他直起身,手里已经多了一尾鱼。不大,银白色的鳞片在阳光下闪了闪,尾巴在他掌心里甩来甩去。他看了兰一眼。“鹭鸶?”
“嗯,就是那种站在水里一动不动的,嘴巴长长的——”
“我知道鹭鸶是什么。”他打断她,把鱼穿在腰间的草绳上,又重新弯下腰。
兰看着他继续弯腰抓鱼的背影,偷偷笑了。她晃了晃脚,水花溅起来,有几滴落在他卷起的裤腿上。扉间没有回头,但他的耳朵动了一下。兰看得清清楚楚,他把那点笑藏进嘴角,藏进那个只有她自己知道的、小小的弧度里。

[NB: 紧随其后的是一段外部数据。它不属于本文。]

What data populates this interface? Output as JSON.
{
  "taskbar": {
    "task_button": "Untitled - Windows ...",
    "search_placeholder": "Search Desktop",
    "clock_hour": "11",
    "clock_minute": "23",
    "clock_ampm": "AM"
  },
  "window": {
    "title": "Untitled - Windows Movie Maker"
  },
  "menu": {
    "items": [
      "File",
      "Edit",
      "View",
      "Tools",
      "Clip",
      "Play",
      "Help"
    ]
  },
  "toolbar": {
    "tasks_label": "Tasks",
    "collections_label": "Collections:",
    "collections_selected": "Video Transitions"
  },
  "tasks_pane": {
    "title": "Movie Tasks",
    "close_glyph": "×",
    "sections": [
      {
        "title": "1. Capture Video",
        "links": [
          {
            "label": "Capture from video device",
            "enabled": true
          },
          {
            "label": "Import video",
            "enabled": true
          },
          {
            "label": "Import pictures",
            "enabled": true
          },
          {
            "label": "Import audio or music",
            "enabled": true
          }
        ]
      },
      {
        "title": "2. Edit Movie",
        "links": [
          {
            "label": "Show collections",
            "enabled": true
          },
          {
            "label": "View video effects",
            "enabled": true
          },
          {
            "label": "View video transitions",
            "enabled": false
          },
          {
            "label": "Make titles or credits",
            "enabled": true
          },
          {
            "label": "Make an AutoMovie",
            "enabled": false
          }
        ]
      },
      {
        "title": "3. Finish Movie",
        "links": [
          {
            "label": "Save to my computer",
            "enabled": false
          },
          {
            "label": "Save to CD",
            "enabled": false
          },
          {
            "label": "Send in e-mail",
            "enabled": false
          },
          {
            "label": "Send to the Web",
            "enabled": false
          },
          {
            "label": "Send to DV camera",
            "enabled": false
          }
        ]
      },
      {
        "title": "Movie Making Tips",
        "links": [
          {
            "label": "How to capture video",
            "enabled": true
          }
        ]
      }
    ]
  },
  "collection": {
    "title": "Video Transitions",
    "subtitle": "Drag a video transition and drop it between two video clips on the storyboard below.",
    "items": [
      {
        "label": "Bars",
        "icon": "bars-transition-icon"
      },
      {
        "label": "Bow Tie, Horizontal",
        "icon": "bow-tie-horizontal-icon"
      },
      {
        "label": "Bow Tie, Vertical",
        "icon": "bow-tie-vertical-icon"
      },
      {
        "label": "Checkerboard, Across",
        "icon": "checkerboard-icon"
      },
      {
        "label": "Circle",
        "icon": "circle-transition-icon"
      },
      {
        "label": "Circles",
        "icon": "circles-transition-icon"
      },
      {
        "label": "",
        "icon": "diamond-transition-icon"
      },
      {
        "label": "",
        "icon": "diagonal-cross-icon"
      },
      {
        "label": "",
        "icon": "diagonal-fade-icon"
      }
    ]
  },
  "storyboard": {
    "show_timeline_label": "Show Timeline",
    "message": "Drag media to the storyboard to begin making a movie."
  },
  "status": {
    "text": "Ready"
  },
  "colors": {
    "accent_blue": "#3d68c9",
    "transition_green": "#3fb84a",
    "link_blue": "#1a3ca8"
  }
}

溪水不停地流,从她的脚背上流过,从他的手指间流过,从两个人之间的空气里流过。兰不晃了。她把脚静静泡在水里,低着头,看着水面映出的自己的脸。水流过脚背,凉丝丝的,她的笑容一点一点收了。
“你走了以后,”她顿了顿,“这条溪还会在这儿吗?”
他的动作停了。他直起身,手里没有鱼,只有水珠从指尖滴落,一滴一滴地砸在水面上,砸出一个个小小的圆坑。他没有回头,声音很平。“在。”
兰点了点头,好像这个答案让她放心了什么。她继续晃脚,水面荡开一圈一圈的涟漪,把两个人的倒影搅在一起,分不清哪个是他的,哪个是她的。
他把手伸进怀里,摸到那根断了的琴弦和那几枚铜板。弦还断着,铜板还在,和他的心跳一起,在掌心微微发烫。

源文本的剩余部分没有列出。